Working in the ESL classroom at Canal Alliance has opened my eyes up to all the different ways that my own education has directly influenced my privilege. James Baldwin’s ideas of education acting as a paradox have helped bring me to the realizations about how I live and think in a closed box. Baldwin details this paradox: ”as one begins to become conscious one begins to examine the society in which he is being educated” (1). I know that I am lucky to have received the nurturing and quite cushy education that I have, but I now understand the deep rooted conformity and ignorance that is prevalent in our education system and our country as a whole. We should be taught how to be problem solvers; resilient and individual, but instead we learn one ideal, one goal.

This ignorance often manifests itself in oppressive structures that effect immigrants, such as the students at Canal Alliance. Hurdles are set up throughout the American education system and job system that are designed to prevent immigrants and non-English speakers from reaching higher levels of education and breaking the cycle of poverty. At Canal Alliance I witness students file into the classroom for class at eight pm every Wednesday. Wednesday is my busiest day, and by the time I make it to Canal Alliance I am always exhausted physically and mentally. However, I always must remind myself that most students in my class work long hours at physically demanding and laborious jobs that they must keep in order to have food on the table and a roof over their heads. On top of that they still choose to spend four nights a week at Canal Alliance learning English in order to have a better life in this country. In the ESL classroom, as with any classroom, students who receive help and support at home, take part in extracurriculars, and don’t have to spend time working will directly be more successful. This is how the cycle of poverty remains unbroken.

Words from thinkers Beverly Tatum and Ibram X. Kendi have tuned me into the role that people in my position must take on, and have motivated me to rethink my own opportunities, achievements, and overall positionally in our society.

Many of Tatum’s ideas in “The Complexity of Identity: ‘Who Am I?’” deal with examining and defining dominant and subordinate groups. The privileged group, the dominant group, is who holds the power. They set the social norms, and “assign roles to the subordinate that reflect the latter’s devalued status, reserving the most highly valued roles in society for themselves” (Tatum 12). The subordinate group becomes labeled by the dominants as “defective or substandard” which has implications in systemic oppression that go deeper than the surface. This power dynamic can become internalized by the subordinate group, and many individuals can not see beyond the image that dominants have painted of them. On the flip side, I often have a hard time seeing my own image as a member of the dominant group. I do not talk about how I’m white or how I’m straight very often, all because these parts of me fit into the privileged group. Tatum elaborates on this by saying “it is the targeted identities that hold our attention and the dominant identities that often go unexamined,” which makes sense because society wouldn’t have any interest in pointing out my dominant characteristics (11). This makes it easier for privilege to fly under the radar or become almost unrecognizable in many everyday situations.

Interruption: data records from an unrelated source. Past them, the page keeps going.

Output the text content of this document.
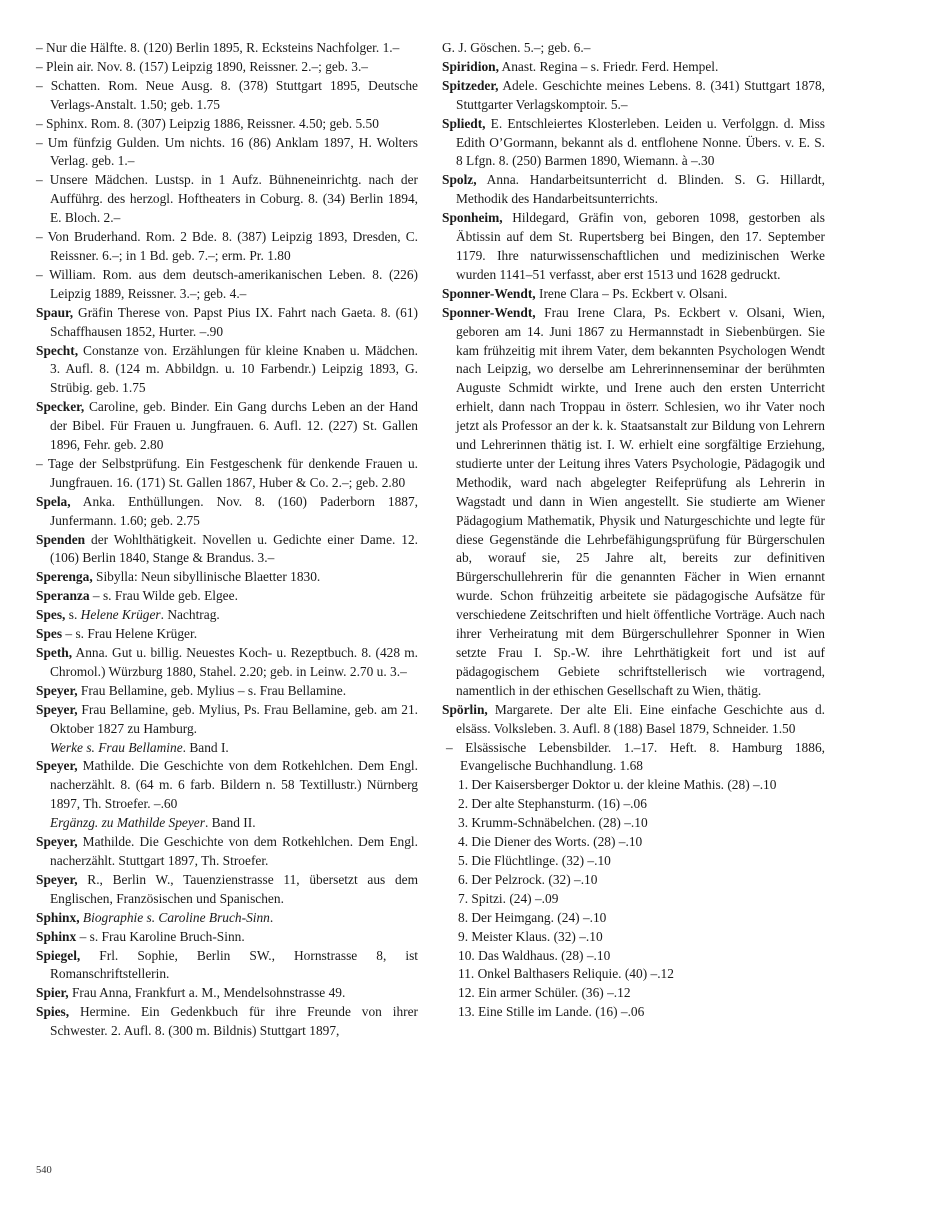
– Nur die Hälfte. 8. (120) Berlin 1895, R. Ecksteins Nachfolger. 1.–
– Plein air. Nov. 8. (157) Leipzig 1890, Reissner. 2.–; geb. 3.–
– Schatten. Rom. Neue Ausg. 8. (378) Stuttgart 1895, Deutsche Verlags-Anstalt. 1.50; geb. 1.75
– Sphinx. Rom. 8. (307) Leipzig 1886, Reissner. 4.50; geb. 5.50
– Um fünfzig Gulden. Um nichts. 16 (86) Anklam 1897, H. Wolters Verlag. geb. 1.–
– Unsere Mädchen. Lustsp. in 1 Aufz. Bühneneinrichtg. nach der Aufführg. des herzogl. Hoftheaters in Coburg. 8. (34) Berlin 1894, E. Bloch. 2.–
– Von Bruderhand. Rom. 2 Bde. 8. (387) Leipzig 1893, Dresden, C. Reissner. 6.–; in 1 Bd. geb. 7.–; erm. Pr. 1.80
– William. Rom. aus dem deutsch-amerikanischen Leben. 8. (226) Leipzig 1889, Reissner. 3.–; geb. 4.–
Spaur, Gräfin Therese von. Papst Pius IX. Fahrt nach Gaeta. 8. (61) Schaffhausen 1852, Hurter. –.90
Specht, Constanze von. Erzählungen für kleine Knaben u. Mädchen. 3. Aufl. 8. (124 m. Abbildgn. u. 10 Farbendr.) Leipzig 1893, G. Strübig. geb. 1.75
Specker, Caroline, geb. Binder. Ein Gang durchs Leben an der Hand der Bibel. Für Frauen u. Jungfrauen. 6. Aufl. 12. (227) St. Gallen 1896, Fehr. geb. 2.80
– Tage der Selbstprüfung. Ein Festgeschenk für denkende Frauen u. Jungfrauen. 16. (171) St. Gallen 1867, Huber & Co. 2.–; geb. 2.80
Spela, Anka. Enthüllungen. Nov. 8. (160) Paderborn 1887, Junfermann. 1.60; geb. 2.75
Spenden der Wohlthätigkeit. Novellen u. Gedichte einer Dame. 12. (106) Berlin 1840, Stange & Brandus. 3.–
Sperenga, Sibylla: Neun sibyllinische Blaetter 1830.
Speranza – s. Frau Wilde geb. Elgee.
Spes, s. Helene Krüger. Nachtrag.
Spes – s. Frau Helene Krüger.
Speth, Anna. Gut u. billig. Neuestes Koch- u. Rezeptbuch. 8. (428 m. Chromol.) Würzburg 1880, Stahel. 2.20; geb. in Leinw. 2.70 u. 3.–
Speyer, Frau Bellamine, geb. Mylius – s. Frau Bellamine.
Speyer, Frau Bellamine, geb. Mylius, Ps. Frau Bellamine, geb. am 21. Oktober 1827 zu Hamburg.
Werke s. Frau Bellamine. Band I.
Speyer, Mathilde. Die Geschichte von dem Rotkehlchen. Dem Engl. nacherzählt. 8. (64 m. 6 farb. Bildern n. 58 Textillustr.) Nürnberg 1897, Th. Stroefer. –.60
Ergänzg. zu Mathilde Speyer. Band II.
Speyer, Mathilde. Die Geschichte von dem Rotkehlchen. Dem Engl. nacherzählt. Stuttgart 1897, Th. Stroefer.
Speyer, R., Berlin W., Tauenzienstrasse 11, übersetzt aus dem Englischen, Französischen und Spanischen.
Sphinx, Biographie s. Caroline Bruch-Sinn.
Sphinx – s. Frau Karoline Bruch-Sinn.
Spiegel, Frl. Sophie, Berlin SW., Hornstrasse 8, ist Romanschriftstellerin.
Spier, Frau Anna, Frankfurt a. M., Mendelsohnstrasse 49.
Spies, Hermine. Ein Gedenkbuch für ihre Freunde von ihrer Schwester. 2. Aufl. 8. (300 m. Bildnis) Stuttgart 1897,
G. J. Göschen. 5.–; geb. 6.–
Spiridion, Anast. Regina – s. Friedr. Ferd. Hempel.
Spitzeder, Adele. Geschichte meines Lebens. 8. (341) Stuttgart 1878, Stuttgarter Verlagskomptoir. 5.–
Spliedt, E. Entschleiertes Klosterleben. Leiden u. Verfolggn. d. Miss Edith O’Gormann, bekannt als d. entflohene Nonne. Übers. v. E. S. 8 Lfgn. 8. (250) Barmen 1890, Wiemann. à –.30
Spolz, Anna. Handarbeitsunterricht d. Blinden. S. G. Hillardt, Methodik des Handarbeitsunterrichts.
Sponheim, Hildegard, Gräfin von, geboren 1098, gestorben als Äbtissin auf dem St. Rupertsberg bei Bingen, den 17. September 1179. Ihre naturwissenschaftlichen und medizinischen Werke wurden 1141–51 verfasst, aber erst 1513 und 1628 gedruckt.
Sponner-Wendt, Irene Clara – Ps. Eckbert v. Olsani.
Sponner-Wendt, Frau Irene Clara, Ps. Eckbert v. Olsani, Wien, geboren am 14. Juni 1867 zu Hermannstadt in Siebenbürgen. Sie kam frühzeitig mit ihrem Vater, dem bekannten Psychologen Wendt nach Leipzig, wo derselbe am Lehrerinnenseminar der berühmten Auguste Schmidt wirkte, und Irene auch den ersten Unterricht erhielt, dann nach Troppau in österr. Schlesien, wo ihr Vater noch jetzt als Professor an der k. k. Staatsanstalt zur Bildung von Lehrern und Lehrerinnen thätig ist. I. W. erhielt eine sorgfältige Erziehung, studierte unter der Leitung ihres Vaters Psychologie, Pädagogik und Methodik, ward nach abgelegter Reifeprüfung als Lehrerin in Wagstadt und dann in Wien angestellt. Sie studierte am Wiener Pädagogium Mathematik, Physik und Naturgeschichte und legte für diese Gegenstände die Lehrbefähigungsprüfung für Bürgerschulen ab, worauf sie, 25 Jahre alt, bereits zur definitiven Bürgerschullehrerin für die genannten Fächer in Wien ernannt wurde. Schon frühzeitig arbeitete sie pädagogische Aufsätze für verschiedene Zeitschriften und hielt öffentliche Vorträge. Auch nach ihrer Verheiratung mit dem Bürgerschullehrer Sponner in Wien setzte Frau I. Sp.-W. ihre Lehrthätigkeit fort und ist auf pädagogischem Gebiete schriftstellerisch wie vortragend, namentlich in der ethischen Gesellschaft zu Wien, thätig.
Spörlin, Margarete. Der alte Eli. Eine einfache Geschichte aus d. elsäss. Volksleben. 3. Aufl. 8 (188) Basel 1879, Schneider. 1.50
– Elsässische Lebensbilder. 1.–17. Heft. 8. Hamburg 1886, Evangelische Buchhandlung. 1.68
1. Der Kaisersberger Doktor u. der kleine Mathis. (28) –.10
2. Der alte Stephansturm. (16) –.06
3. Krumm-Schnäbelchen. (28) –.10
4. Die Diener des Worts. (28) –.10
5. Die Flüchtlinge. (32) –.10
6. Der Pelzrock. (32) –.10
7. Spitzi. (24) –.09
8. Der Heimgang. (24) –.10
9. Meister Klaus. (32) –.10
10. Das Waldhaus. (28) –.10
11. Onkel Balthasers Reliquie. (40) –.12
12. Ein armer Schüler. (36) –.12
13. Eine Stille im Lande. (16) –.06
540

Most individuals in these adult ESL classes at Canal Alliance do not have more than an elementary school education, and haven’t been in a classroom environment in years. On top of that they are in a new country, a country with a currently rampant anti-immigration rhetoric in play. I would not be surprised if these students, people who are working hard and putting themselves in a vulnerable learning position, have a deeply internalized substandard image of themselves that has been subconsciously forced into their mind by the dominant group.

Race has obviously been an overarching and reoccurring topic while reflecting on my experiences at Canal Alliance so far. I know that I came into the service learning process with an awareness of many racist policies and ideas that I have certainly benefited from, regardless of the fact that I do not actively support them. I am following Kendi’s beliefs by “publicly donating my time… to antiracist policymakers, organizations, and protests” (226), so I must always make sure to remind myself to also match Kendi’s struggle to also push antiracist power in the space of Canal Alliance. I must also remind myself that my time at Canal Alliance is not about my own achievements, but about sharing educational and cultural growth with the students.